Cyprus: Draft legislation to prevent industrial action in essential services
In response to increasing industrial action in the public sector, the Cyprus Employers and Industrialists Federation (OEB) has filed draft legislation – that regulates the right to strike in essential services – with the President of the Republic and the Ministry of Labour, Welfare and Social Insurance (MLWSI). The OEB has called upon the government to adopt the legislation and submit it for a vote in parliament.
The draft legislation aims to empower the Council of Ministers to declare specific services 'essential' in order to prevent or prohibit a strike that may harm the public interest. The legislation also provides for the prohibition of a number of other forms of action, including the following:
- spontaneous strikes;
- political strikes;
- absence from overtime work.
According to the draft legislation, essential services comprise the following:
- ports and customs;
- state and private medical and pharmaceutical services;
- telephone and radio communications;
- airports and air transfers;
- production and supply of electricity, and water supply;
- security forces – the army, police and fire brigade;
- garbage collection;
- processing and supply of solid, liquid and gas fuel.
The legislation also provides for the establishment of an arbitrators' committee of tripartite representation appointed by the Council of Ministers and comprising four representatives from the trade unions, four from the employer organisations and one from the MLWSI, who will preside over the committee.
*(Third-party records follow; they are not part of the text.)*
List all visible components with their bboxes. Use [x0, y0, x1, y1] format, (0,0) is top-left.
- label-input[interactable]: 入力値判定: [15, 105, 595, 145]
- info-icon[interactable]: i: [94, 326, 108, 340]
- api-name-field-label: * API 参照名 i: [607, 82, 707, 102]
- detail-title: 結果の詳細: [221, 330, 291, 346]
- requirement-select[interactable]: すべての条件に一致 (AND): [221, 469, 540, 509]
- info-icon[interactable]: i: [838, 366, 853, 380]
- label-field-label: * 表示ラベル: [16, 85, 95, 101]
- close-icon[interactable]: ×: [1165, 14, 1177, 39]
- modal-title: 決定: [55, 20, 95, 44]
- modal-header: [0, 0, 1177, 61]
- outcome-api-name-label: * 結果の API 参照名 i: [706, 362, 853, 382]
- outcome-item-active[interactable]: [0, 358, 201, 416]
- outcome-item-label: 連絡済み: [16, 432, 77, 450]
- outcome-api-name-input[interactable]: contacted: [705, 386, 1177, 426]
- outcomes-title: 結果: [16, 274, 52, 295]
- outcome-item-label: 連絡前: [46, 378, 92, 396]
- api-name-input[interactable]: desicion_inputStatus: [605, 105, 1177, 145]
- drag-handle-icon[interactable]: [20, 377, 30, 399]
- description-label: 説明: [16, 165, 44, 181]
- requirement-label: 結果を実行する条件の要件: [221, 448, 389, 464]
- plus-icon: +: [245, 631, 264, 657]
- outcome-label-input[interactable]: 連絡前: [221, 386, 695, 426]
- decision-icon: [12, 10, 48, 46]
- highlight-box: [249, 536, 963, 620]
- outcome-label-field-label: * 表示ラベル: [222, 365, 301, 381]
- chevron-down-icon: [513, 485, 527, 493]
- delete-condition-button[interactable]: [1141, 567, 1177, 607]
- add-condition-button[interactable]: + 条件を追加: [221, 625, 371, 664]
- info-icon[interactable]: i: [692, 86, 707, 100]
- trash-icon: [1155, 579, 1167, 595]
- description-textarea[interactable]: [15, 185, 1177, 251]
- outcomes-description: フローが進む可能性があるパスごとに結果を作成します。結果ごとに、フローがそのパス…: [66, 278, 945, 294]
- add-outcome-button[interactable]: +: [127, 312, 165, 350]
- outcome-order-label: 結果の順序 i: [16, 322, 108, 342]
Any party that rejects this Committee’s decision must wait 30 days after the decision is issued before striking or adopting lock-out measures. Persons found guilty of refusing to perform their work or of preventing others from providing an essential service may be imprisoned for up to three years and/or fined €10,000. Additionally, in the case of a strike or lock-out, employers must maintain sufficient staff to ensure that a basic level of service can be provided.